Perhaps, more than any policy position, it is the Trump campaign's not-so-subtle promise to blow up the entire political system as we know it that most appeals to Thiel's disrupt-and-create philosophy.
But ahead of the convention, Gregory Ferenstein, author of "The Age Of Optimists," a book on Silicon Valley's politics, predicted Thiel wouldn't go there during the convention.
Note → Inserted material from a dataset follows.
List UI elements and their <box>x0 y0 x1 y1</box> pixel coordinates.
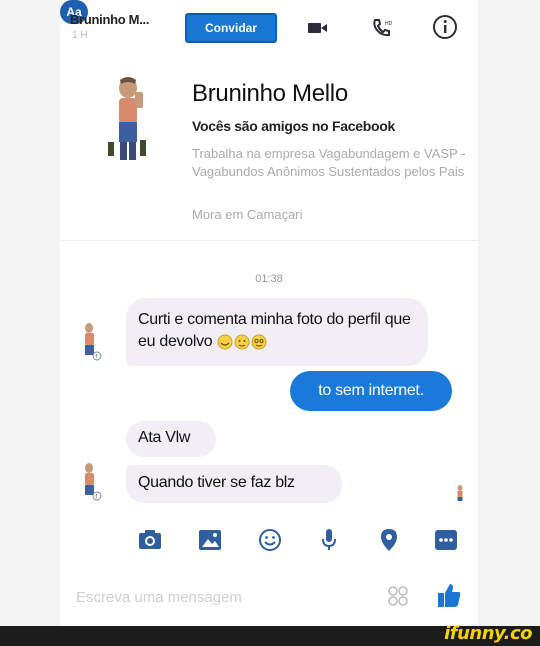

"I think Thiel will talk about the value of being open minded and chastise coastal elites for having a narrowly liberal culture," Ferenstein said in an email Wednesday. "He'll probably also talk about some super libertarian monetary policy and the evils of regulation."
Gregory Angelo, president of the pro-LGBT Log Cabin Republicans, hoped Thiel would also acknowledge the historic nature of his presence as a gay man. Only two other openly gay people have addressed the GOP convention before, and the last time it happened 16 years ago, delegates from Texas silently protested by bowing their heads in prayer.
"The theme [on Thursday] is 'Make America One Again.' I don't think it's an accident that they're having an openly gay conservative addressing the convention on a night that is espousing that theme," Angelo said Wednesday. "I hope that at least at some point in his remarks, if he is talking about all the different groups that Trump is trying to unite, he makes some explicit reference to the LGBT community. That alone wouldn't just be something our members would appreciate around the country, but also an historic first."